Brad Hoylman, the ex-chairman of Community Board 2, said when it comes to the city’s approval process, “nobody seems to be minding the store.”

“There seems to be very little scrutiny, if any, at the city administration level of organizations that sponsor street fairs, many of whom are legitimate but some are questionable,” said Hoylman, who is running for state Senate.

The charities “provide a rationale for maintaining a flawed system,” said Jonathan Bowles, executive director of the Center for an Urban Future, a think tank that has studied street fairs. He said the cookie-cutter events have very little to do with the neighborhoods they’re in and whose streets they clog.

The city says it’s trying to reduce the impact of the street fairs by combining events and not giving out permits for new fairs. Promoters were asked last year to reduce the number of fairs by 25 percent.

The city requires only the barest of documentation to prove an organization is a nonprofit and qualifies for a permit. The groups need only to be registered with the state Department of State. But the department does not monitor whether a nonprofit is still in business.

So charities such as the International AIDS Prevention Initiative, even if they never file tax forms or other paperwork, can slide by. The group, once a viable charity with an office on Varick Street, has reaped the proceeds of an annual street fair for 19 years. This year’s event occupied four blocks of SoHo on July 7.

Jeff Bosacki, who says he heads the organization, manned a booth and distributed violet-colored fliers with a nonworking phone number.

Bosacki, who now lives in California, insisted to The Post that he conducted the charity’s work by traveling the world and showing the AIDS-quilt panels as a form of “art therapy” for people with the disease.

He says he gets about $5,000 from the fair, which was produced by Mardi Gras Festival Productions. The organization, in business since 1975, is one of the city’s three major street-fair promoters.

Mardi Gras, which will put on 60 street fairs this year, also produced the June 4, 2011, fair along 14 blocks of Sixth Avenue for the International Immigrants Foundation.

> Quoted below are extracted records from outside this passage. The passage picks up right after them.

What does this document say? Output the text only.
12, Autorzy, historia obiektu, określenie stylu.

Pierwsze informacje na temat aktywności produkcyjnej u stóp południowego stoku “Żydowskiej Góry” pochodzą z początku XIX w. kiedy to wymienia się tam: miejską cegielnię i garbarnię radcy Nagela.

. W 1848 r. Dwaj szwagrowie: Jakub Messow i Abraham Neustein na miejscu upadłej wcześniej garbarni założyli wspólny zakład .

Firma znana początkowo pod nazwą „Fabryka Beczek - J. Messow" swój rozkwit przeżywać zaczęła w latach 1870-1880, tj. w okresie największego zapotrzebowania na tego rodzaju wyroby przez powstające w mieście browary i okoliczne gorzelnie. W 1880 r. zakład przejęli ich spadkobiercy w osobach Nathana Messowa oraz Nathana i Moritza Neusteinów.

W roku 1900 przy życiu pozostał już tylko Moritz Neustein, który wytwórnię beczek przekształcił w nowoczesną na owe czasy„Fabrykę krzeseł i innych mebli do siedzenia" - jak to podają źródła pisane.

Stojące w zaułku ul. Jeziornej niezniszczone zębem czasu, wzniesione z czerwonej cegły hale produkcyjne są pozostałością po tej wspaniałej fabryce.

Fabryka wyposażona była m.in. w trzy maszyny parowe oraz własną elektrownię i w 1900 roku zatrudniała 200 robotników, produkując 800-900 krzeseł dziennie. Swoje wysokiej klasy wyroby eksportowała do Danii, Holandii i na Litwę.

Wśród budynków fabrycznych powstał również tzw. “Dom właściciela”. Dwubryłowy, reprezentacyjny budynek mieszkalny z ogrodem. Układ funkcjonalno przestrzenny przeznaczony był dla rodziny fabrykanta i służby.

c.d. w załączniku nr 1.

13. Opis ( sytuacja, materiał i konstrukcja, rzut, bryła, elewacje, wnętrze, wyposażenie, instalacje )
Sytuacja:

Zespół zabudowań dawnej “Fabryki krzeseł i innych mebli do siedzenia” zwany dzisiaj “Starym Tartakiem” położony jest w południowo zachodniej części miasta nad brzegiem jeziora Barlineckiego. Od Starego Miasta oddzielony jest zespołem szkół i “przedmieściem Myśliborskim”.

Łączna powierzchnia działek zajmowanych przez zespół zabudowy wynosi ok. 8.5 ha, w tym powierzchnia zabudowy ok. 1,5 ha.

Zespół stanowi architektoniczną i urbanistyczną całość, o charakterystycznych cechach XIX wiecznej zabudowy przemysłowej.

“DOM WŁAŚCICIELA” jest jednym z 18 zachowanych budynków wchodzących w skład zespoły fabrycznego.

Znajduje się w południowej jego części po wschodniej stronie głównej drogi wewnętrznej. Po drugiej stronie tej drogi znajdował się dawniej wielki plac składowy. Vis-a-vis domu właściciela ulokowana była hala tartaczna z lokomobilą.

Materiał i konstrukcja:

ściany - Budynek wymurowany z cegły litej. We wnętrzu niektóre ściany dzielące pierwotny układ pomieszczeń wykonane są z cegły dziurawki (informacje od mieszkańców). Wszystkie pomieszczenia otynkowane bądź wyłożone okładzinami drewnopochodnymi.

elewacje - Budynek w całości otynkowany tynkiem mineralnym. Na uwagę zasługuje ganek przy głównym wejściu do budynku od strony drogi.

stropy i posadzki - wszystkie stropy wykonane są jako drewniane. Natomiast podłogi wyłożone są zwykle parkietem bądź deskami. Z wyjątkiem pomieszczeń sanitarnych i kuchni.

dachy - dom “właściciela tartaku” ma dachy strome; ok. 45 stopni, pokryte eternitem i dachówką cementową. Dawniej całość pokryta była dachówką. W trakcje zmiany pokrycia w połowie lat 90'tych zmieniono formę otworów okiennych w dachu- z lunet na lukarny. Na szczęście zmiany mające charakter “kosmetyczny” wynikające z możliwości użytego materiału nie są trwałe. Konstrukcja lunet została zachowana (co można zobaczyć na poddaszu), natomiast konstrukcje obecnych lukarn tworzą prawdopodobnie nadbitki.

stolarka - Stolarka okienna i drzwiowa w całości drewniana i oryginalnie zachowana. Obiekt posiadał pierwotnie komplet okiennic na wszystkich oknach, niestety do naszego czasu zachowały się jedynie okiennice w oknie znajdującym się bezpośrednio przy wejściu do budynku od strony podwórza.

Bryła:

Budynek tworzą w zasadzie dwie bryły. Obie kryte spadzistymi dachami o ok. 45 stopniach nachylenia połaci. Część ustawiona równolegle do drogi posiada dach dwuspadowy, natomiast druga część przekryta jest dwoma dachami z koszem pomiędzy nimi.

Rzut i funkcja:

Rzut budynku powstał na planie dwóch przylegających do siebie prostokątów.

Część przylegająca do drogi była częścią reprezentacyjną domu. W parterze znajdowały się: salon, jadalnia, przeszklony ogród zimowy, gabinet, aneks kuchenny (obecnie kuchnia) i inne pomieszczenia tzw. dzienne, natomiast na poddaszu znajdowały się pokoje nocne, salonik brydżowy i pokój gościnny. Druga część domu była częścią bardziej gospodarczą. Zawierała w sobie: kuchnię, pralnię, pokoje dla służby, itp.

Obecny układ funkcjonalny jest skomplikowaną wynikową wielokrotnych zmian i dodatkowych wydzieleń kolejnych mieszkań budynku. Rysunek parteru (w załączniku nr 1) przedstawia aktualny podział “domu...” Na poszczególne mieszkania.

Joe Giovanni, the head of Mardi Gras, refused to talk to The Post.

The court case against the immigrant organization is ongoing and it’s unclear if the charity is still open. Its Midtown office is shuttered. Community Board 5 recommended that the group receive a permit, which was granted by the city. The Mayor’s Office said the charity showed proof of “active nonprofit status.”

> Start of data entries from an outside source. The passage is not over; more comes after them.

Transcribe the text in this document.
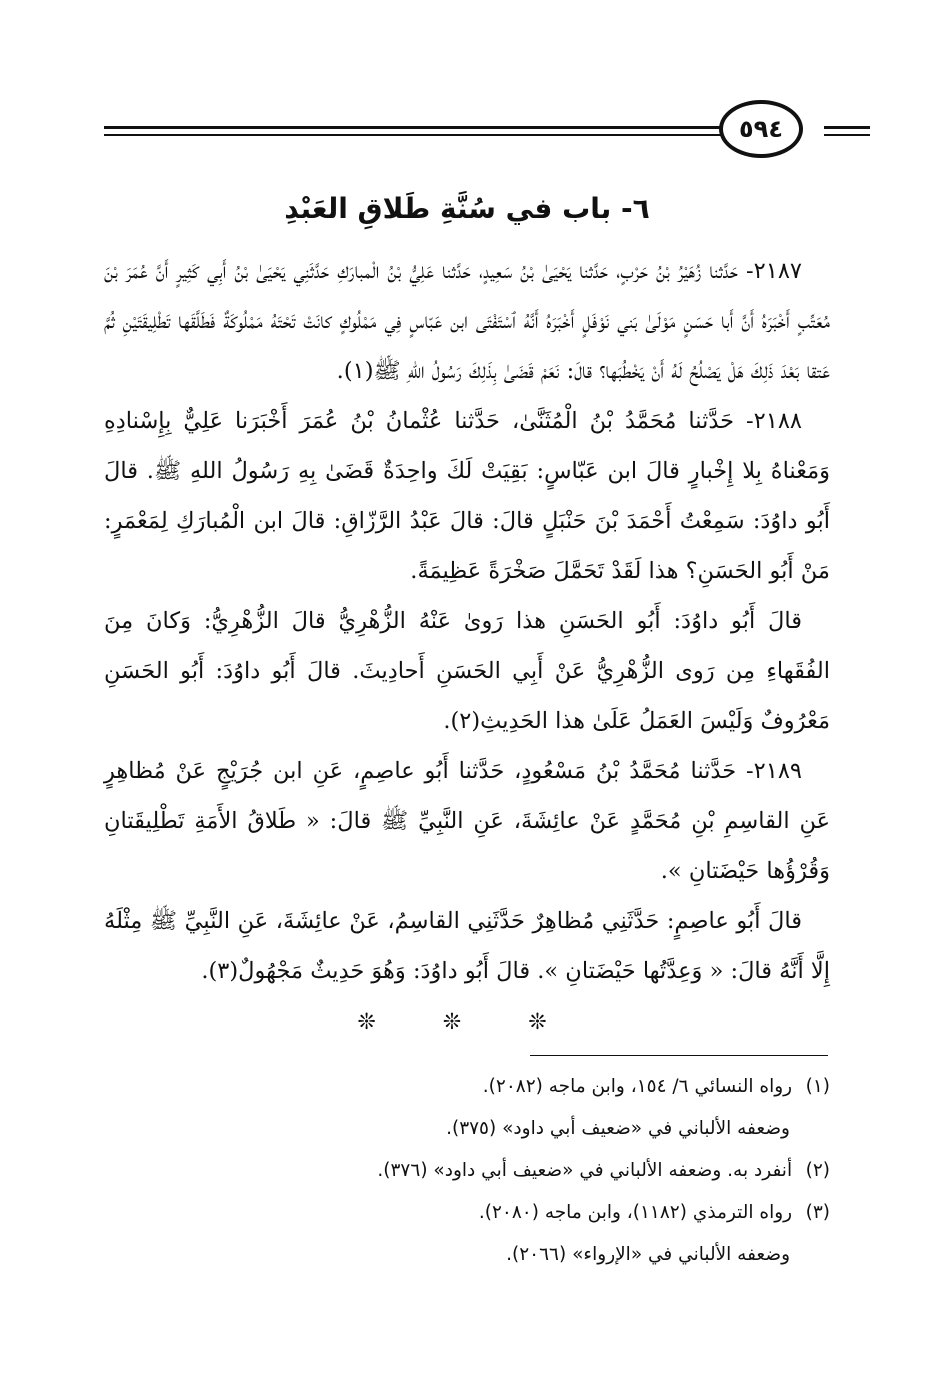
٥٩٤
٦- باب في سُنَّةِ طَلاقِ العَبْدِ

٢١٨٧- حَدَّثنا زُهَيْرُ بْنُ حَرْبٍ، حَدَّثنا يَحْيَىٰ بْنُ سَعِيدٍ، حَدَّثنا عَلِيُّ بْنُ الْمبارَكِ حَدَّثَنِي يَحْيَىٰ بْنُ أَبِي كَثِيرٍ أَنَّ عُمَرَ بْنَ مُعَتِّبٍ أَخْبَرَهُ أَنَّ أَبا حَسَنٍ مَوْلَىٰ بَني نَوْفَلٍ أَخْبَرَهُ أَنَّهُ ٱسْتَفْتَى ابن عَبّاسٍ فِي مَمْلُوكٍ كانَتْ تَحْتَهُ مَمْلُوكَةٌ فَطَلَّقَها تَطْلِيقَتَيْنِ ثُمَّ عَتقا بَعْدَ ذَلِكَ هَلْ يَصْلُحُ لَهُ أَنْ يَخْطُبَها؟ قالَ: نَعَمْ قَضَىٰ بِذَلِكَ رَسُولُ اللهِ ﷺ(١).

٢١٨٨- حَدَّثنا مُحَمَّدُ بْنُ الْمُثَنَّىٰ، حَدَّثنا عُثْمانُ بْنُ عُمَرَ أَخْبَرَنا عَلِيٌّ بِإِسْنادِهِ وَمَعْناهُ بِلا إِخْبارٍ قالَ ابن عَبّاسٍ: بَقِيَتْ لَكَ واحِدَةٌ قَضَىٰ بِهِ رَسُولُ اللهِ ﷺ. قالَ أَبُو داوُدَ: سَمِعْتُ أَحْمَدَ بْنَ حَنْبَلٍ قالَ: قالَ عَبْدُ الرَّزّاقِ: قالَ ابن الْمُبارَكِ لِمَعْمَرٍ: مَنْ أَبُو الحَسَنِ؟ هذا لَقَدْ تَحَمَّلَ صَخْرَةً عَظِيمَةً.

قالَ أَبُو داوُدَ: أَبُو الحَسَنِ هذا رَوىٰ عَنْهُ الزُّهْرِيُّ قالَ الزُّهْرِيُّ: وَكانَ مِنَ الفُقَهاءِ مِن رَوى الزُّهْرِيُّ عَنْ أَبِي الحَسَنِ أَحادِيثَ. قالَ أَبُو داوُدَ: أَبُو الحَسَنِ مَعْرُوفٌ وَلَيْسَ العَمَلُ عَلَىٰ هذا الحَدِيثِ(٢).

٢١٨٩- حَدَّثنا مُحَمَّدُ بْنُ مَسْعُودٍ، حَدَّثنا أَبُو عاصِمٍ، عَنِ ابن جُرَيْجٍ عَنْ مُظاهِرٍ عَنِ القاسِمِ بْنِ مُحَمَّدٍ عَنْ عائِشَةَ، عَنِ النَّبِيِّ ﷺ قالَ: « طَلاقُ الأَمَةِ تَطْلِيقَتانِ وَقُرْؤُها حَيْضَتانِ ».

قالَ أَبُو عاصِمٍ: حَدَّثَنِي مُظاهِرٌ حَدَّثَنِي القاسِمُ، عَنْ عائِشَةَ، عَنِ النَّبِيِّ ﷺ مِثْلَهُ إِلَّا أَنَّهُ قالَ: « وَعِدَّتُها حَيْضَتانِ ». قالَ أَبُو داوُدَ: وَهُوَ حَدِيثٌ مَجْهُولٌ(٣).

❊ ❊ ❊

(١) رواه النسائي ٦/ ١٥٤، وابن ماجه (٢٠٨٢).
وضعفه الألباني في «ضعيف أبي داود» (٣٧٥).
(٢) أنفرد به. وضعفه الألباني في «ضعيف أبي داود» (٣٧٦).
(٣) رواه الترمذي (١١٨٢)، وابن ماجه (٢٠٨٠).
وضعفه الألباني في «الإرواء» (٢٠٦٦).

“The courts have ruled street fairs are a form of protected free speech, so there’s no discretion to disapprove if a nonprofit group meets all rules, as this group did,” said mayoral spokeswoman Evelyn Erskine.

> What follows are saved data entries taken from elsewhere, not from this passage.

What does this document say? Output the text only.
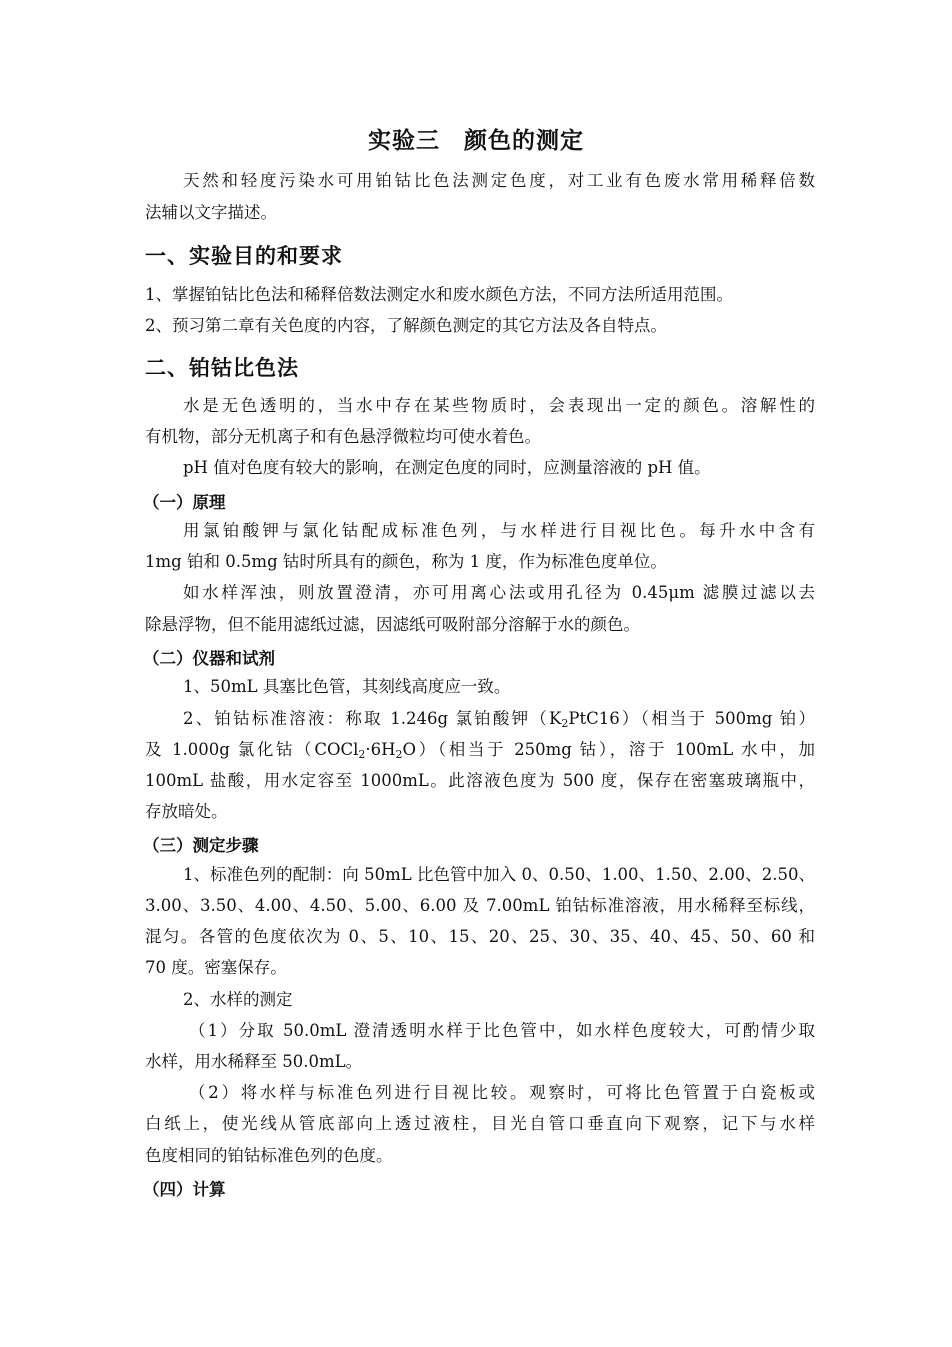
实验三　颜色的测定
天然和轻度污染水可用铂钴比色法测定色度，对工业有色废水常用稀释倍数
法辅以文字描述。
一、实验目的和要求
1、掌握铂钴比色法和稀释倍数法测定水和废水颜色方法，不同方法所适用范围。
2、预习第二章有关色度的内容，了解颜色测定的其它方法及各自特点。
二、铂钴比色法
水是无色透明的，当水中存在某些物质时，会表现出一定的颜色。溶解性的
有机物，部分无机离子和有色悬浮微粒均可使水着色。
pH 值对色度有较大的影响，在测定色度的同时，应测量溶液的 pH 值。
（一）原理
用氯铂酸钾与氯化钴配成标准色列，与水样进行目视比色。每升水中含有
1mg 铂和 0.5mg 钴时所具有的颜色，称为 1 度，作为标准色度单位。
如水样浑浊，则放置澄清，亦可用离心法或用孔径为 0.45μm 滤膜过滤以去
除悬浮物，但不能用滤纸过滤，因滤纸可吸附部分溶解于水的颜色。
（二）仪器和试剂
1、50mL 具塞比色管，其刻线高度应一致。
2、铂钴标准溶液：称取 1.246g 氯铂酸钾$(K_2PtC16)$（相当于 500mg 铂）
及 1.000g 氯化钴$(COCl_2\cdot 6H_2O)$（相当于 250mg 钴），溶于 100mL 水中，加
100mL 盐酸，用水定容至 1000mL。此溶液色度为 500 度，保存在密塞玻璃瓶中，
存放暗处。
（三）测定步骤
1、标准色列的配制：向 50mL 比色管中加入 0、0.50、1.00、1.50、2.00、2.50、
3.00、3.50、4.00、4.50、5.00、6.00 及 7.00mL 铂钴标准溶液，用水稀释至标线，
混匀。各管的色度依次为 0、5、10、15、20、25、30、35、40、45、50、60 和
70 度。密塞保存。
2、水样的测定
（1）分取 50.0mL 澄清透明水样于比色管中，如水样色度较大，可酌情少取
水样，用水稀释至 50.0mL。
（2）将水样与标准色列进行目视比较。观察时，可将比色管置于白瓷板或
白纸上，使光线从管底部向上透过液柱，目光自管口垂直向下观察，记下与水样
色度相同的铂钴标准色列的色度。
（四）计算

Meanwhile, residents in neighborhoods plagued by street fairs question why the city is allowing fairs benefitting bogus charities to continue.

“If it’s a bona fide group, we can suck it up,” Pete Davies of the Broadway Residents Coalition in SoHo. “If it’s not going to a worthy cause, I would say it’s totally incorrect. It’s wrong.”

Bowles said the entire street-fair system should be remade with better oversight of nonprofits and more diversity in the events.

“I think it’s a shame that we’re perpetuating a system that the vast majority of New Yorkers feel is very flawed,” he said.